Dificilmente veremos o Norwich a levantar uma taça em 2020
Fonte: Norwich City FC

Desse grupo de jogadores, apenas o central suíco Timm Klose se mantém. O Norwich vai enfrentar a Primeira Divisão Inglesa com um plantel muito diferente daquele que sofreu a última despromoção. A direção manteve-se, porém, conservadora na sua política de transferências. Segundo o TransferMarkt, gastou menos de cinco  milhões de euros em transferências. O empréstimo de Ralf Fährmann (guarda redes do Schalke 04) a troco de três milhões foi o principal destaque, e a contratação do lateral direito Sam Byram (que estava no Norwich em 2016) foi outro ponto de interesse. De resto, mais de dez jogadores foram emprestados ou vendidos (incluindo os portugueses Ivo Pinto e Nélson Oliveira).
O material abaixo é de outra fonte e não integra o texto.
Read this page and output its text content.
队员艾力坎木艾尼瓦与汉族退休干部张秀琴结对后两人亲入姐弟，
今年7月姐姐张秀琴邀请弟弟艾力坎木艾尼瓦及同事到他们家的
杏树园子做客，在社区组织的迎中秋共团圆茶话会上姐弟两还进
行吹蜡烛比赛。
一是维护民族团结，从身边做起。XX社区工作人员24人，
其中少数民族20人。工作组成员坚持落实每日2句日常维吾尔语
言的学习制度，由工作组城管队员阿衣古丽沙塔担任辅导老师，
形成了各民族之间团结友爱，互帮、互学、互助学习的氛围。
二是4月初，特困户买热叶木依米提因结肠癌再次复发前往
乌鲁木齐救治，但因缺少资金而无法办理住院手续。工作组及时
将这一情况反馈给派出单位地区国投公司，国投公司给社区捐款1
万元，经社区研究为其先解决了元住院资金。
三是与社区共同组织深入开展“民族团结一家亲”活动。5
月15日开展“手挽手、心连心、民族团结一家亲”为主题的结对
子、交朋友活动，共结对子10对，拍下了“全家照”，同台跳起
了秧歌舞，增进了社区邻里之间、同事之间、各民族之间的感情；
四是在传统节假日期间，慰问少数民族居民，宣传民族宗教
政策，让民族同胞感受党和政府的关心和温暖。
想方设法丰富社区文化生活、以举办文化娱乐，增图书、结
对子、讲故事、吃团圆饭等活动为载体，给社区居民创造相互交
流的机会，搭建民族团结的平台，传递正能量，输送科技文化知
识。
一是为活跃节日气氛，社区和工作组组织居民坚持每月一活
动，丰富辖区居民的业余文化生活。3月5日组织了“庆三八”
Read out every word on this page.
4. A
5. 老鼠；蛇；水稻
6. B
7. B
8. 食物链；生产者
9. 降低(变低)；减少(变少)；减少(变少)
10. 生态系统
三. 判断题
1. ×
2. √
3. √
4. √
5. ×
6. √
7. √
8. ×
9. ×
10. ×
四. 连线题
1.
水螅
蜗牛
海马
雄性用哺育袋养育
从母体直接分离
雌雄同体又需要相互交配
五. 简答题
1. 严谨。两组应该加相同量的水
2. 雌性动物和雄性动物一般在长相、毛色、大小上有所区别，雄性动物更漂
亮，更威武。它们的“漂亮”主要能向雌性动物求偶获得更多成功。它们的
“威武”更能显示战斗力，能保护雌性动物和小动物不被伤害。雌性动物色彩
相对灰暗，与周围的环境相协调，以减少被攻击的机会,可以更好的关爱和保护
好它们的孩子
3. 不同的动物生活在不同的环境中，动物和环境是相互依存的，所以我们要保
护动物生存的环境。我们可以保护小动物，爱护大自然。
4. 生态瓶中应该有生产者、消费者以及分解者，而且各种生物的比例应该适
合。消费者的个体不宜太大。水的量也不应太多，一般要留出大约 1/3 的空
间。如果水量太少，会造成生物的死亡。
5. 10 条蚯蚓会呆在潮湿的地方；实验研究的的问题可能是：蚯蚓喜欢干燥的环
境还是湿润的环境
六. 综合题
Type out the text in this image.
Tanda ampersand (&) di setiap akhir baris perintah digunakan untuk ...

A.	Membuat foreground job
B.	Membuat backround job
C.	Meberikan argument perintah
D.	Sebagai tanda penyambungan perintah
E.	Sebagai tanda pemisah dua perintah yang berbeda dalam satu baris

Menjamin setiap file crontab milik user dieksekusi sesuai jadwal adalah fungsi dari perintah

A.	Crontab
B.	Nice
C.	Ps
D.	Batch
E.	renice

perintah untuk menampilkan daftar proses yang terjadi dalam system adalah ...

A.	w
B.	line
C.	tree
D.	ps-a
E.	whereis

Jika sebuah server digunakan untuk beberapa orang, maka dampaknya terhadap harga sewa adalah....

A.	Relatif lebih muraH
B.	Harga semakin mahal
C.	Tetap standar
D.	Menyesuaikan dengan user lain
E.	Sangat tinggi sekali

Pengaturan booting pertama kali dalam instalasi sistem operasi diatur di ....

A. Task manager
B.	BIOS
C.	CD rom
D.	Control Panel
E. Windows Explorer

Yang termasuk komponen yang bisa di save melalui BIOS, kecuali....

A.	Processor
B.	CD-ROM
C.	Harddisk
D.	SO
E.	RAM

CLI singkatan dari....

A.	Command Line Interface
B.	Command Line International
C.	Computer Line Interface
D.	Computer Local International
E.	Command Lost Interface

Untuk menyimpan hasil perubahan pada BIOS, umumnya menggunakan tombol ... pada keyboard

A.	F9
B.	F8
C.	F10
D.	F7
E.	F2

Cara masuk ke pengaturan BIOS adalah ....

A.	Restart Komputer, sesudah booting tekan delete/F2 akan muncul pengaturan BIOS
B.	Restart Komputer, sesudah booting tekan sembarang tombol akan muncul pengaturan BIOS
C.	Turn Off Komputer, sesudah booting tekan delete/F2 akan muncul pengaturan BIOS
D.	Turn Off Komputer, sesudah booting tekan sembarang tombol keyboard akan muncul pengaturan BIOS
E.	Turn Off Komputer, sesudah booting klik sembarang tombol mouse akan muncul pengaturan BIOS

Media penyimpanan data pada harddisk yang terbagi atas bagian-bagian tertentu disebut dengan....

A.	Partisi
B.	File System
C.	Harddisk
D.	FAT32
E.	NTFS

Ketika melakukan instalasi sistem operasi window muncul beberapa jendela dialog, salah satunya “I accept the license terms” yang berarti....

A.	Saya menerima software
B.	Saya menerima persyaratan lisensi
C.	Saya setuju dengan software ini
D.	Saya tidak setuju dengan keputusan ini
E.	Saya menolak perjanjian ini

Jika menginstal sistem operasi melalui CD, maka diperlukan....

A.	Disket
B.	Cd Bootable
A equipa está a ser remodelada, e muitos jogadores de segunda linha estão a ser despachados.

Para a época de 2019/2020, a principal esperança dos canaries será, provavelmente, Teemu Pukki. O atacante finlandês foi contratado na época passada ao Bröndby IF, da Dinamarca, a custo zero. No Championship, foi o grande destaque da equipa, levando o Norwich ao primeiro lugar. Acabaria a campanha com 29 golos, tantos como os que o Bolton Wanderers (23º classificado) marcou. Foi definido por Marcelo Bielsa, treinador do Leeds United, como um jogador raro no futebol inglês. “Joga de forma simples, mas muito eficaz”, disse o técnico argentino. Destaca-se mais pela sua capacidade de desmarcação e inteligência de movimentos do que por qualquer qualidade técnica ou física.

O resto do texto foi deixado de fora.